We’ve encoded the same structure into example
,
without having to subvert the monad laws.
There are probably some other interesting instances of Concurrently
.
I don’t know what they are,
but the pattern of having special applicatives isn’t new.
Whatever the instances are, there are some cool consequences.
Traversal, for instance, can become implicitly concurrent.
traverse' :: (Concurrently f m, Traversable t) => (a -> m b) -> t a -> m (t b)
traverse' f = runConcurrently . traverse (runSequentially . f)
for' :: (Concurrently f m, Traversable t) => t a -> (a -> m b) -> m (t b)
for' = flip traverse'
example = do
ys <- for' xs $ \x -> do
z <- f x
y <- g z
return y
...
You can write monadic code in for'
,
and have each computation implicitly done in parallel.

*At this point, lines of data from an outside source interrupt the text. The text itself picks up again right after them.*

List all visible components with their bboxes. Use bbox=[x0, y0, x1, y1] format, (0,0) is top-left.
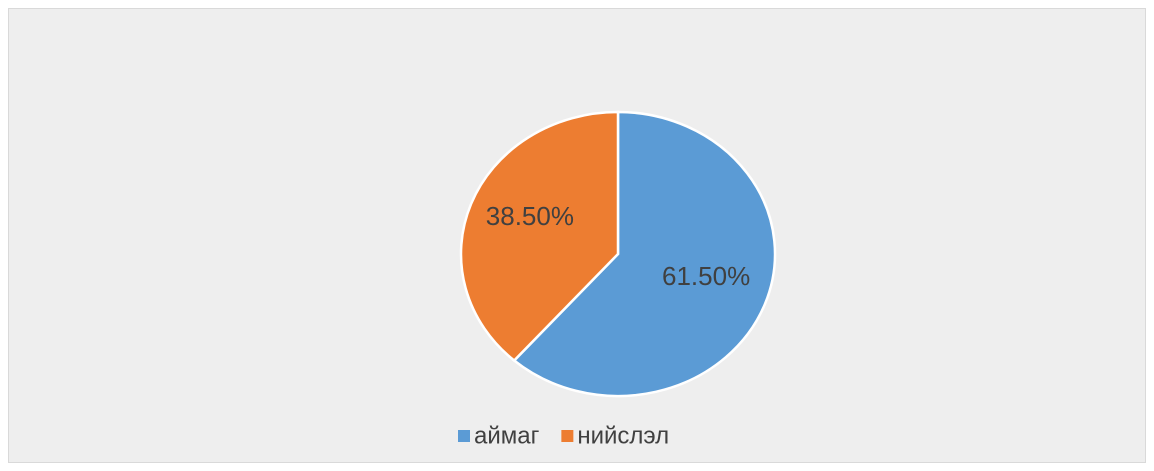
legend-swatch bbox=[458, 430, 470, 442]
legend-label: нийслэл bbox=[577, 422, 669, 449]
pie-slice bbox=[459, 110, 620, 363]
data-label: 38.50% bbox=[486, 201, 574, 231]
data-label: 61.50% bbox=[662, 261, 750, 291]
legend-swatch bbox=[561, 430, 574, 442]
pie-slice bbox=[512, 110, 777, 398]
legend-label: аймаг bbox=[474, 422, 540, 449]
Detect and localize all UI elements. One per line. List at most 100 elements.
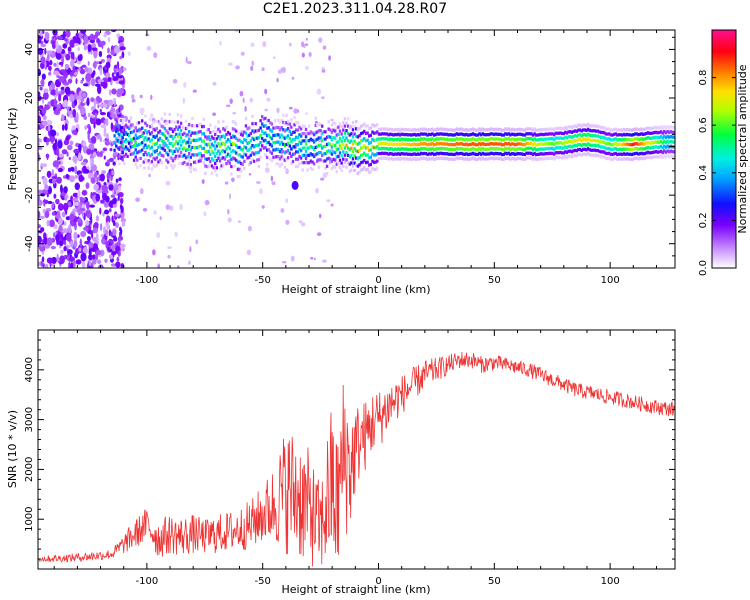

This largely accomplishes one of haxl
’s motivating examples.
There are some problems though.
The need for runConcurrently
would likely be controversial.
On one hand, it does make it slightly more verbose,
and will mean you often duplicate combinators as I did with traverse'
.
On the other hand,
it forces the concurrency of a computation to be documented at the type level.
We know by looking at any expression (or its type) if
it’s going to do things concurrently.
This could save some headaches in debugging.
The biggest downside is losing implicit concurrency with ApplicativeDo
.
With ApplicativeDo
enabled on the law-breaking version of fraxl
,
writing example
like this yields some nice desugared code.
{-# LANGUAGE ApplicativeDo #-}
example :: Fraxl MyDataSource ()
example = do
a <- getSite "site1.com"
b <- getSite "site2.com"
printSite a
printSite b
-- Desugars to:
example :: Fraxl MyDataSource ()
example = join $ (\a b -> printSite a *> printSite b)
<$> getSite "site1.com"
<*> getSite "site2.com"
With the Concurrently
version,
the sugared do
code might look a little worse,
again depending on whether you prefer the concurrency to be explicit.
{-# LANGUAGE ApplicativeDo #-}
example :: Fraxl MyDataSource ()
example = do
(a, b) <- runConcurrently $ do
a <- getSite' "site1.com"
b <- getSite' "site2.com"
return (a, b)
printSite a
printSite b
-- Desugars to:
example :: Fraxl MyDataSource ()
example = runConcurrently
((,) <$> getSite' "site1.com" <*> getSite' "site2.com")
>>= \(a, b) -> printSite a *> printSite b
Functionally, it’s the same result.
The do
block just had to be much more explicit about its concurrency.
It’s unclear to me if this tradeoff is a good or bad one.
Pros:
- Law-abiding with no tricks.
- Explicit concurrency can make code easier to reason about.
- Lets
fraxl
use an existing free monad instead of a custom one.
Cons
- Explicit concurrency is more verbose.
- Do notation gets in the way instead of being clearer.
I’m leaning towards calling it good, because I’m often a fan of being explicit about dirty tricks. But I can definitely see why someone wouldn’t like this approach.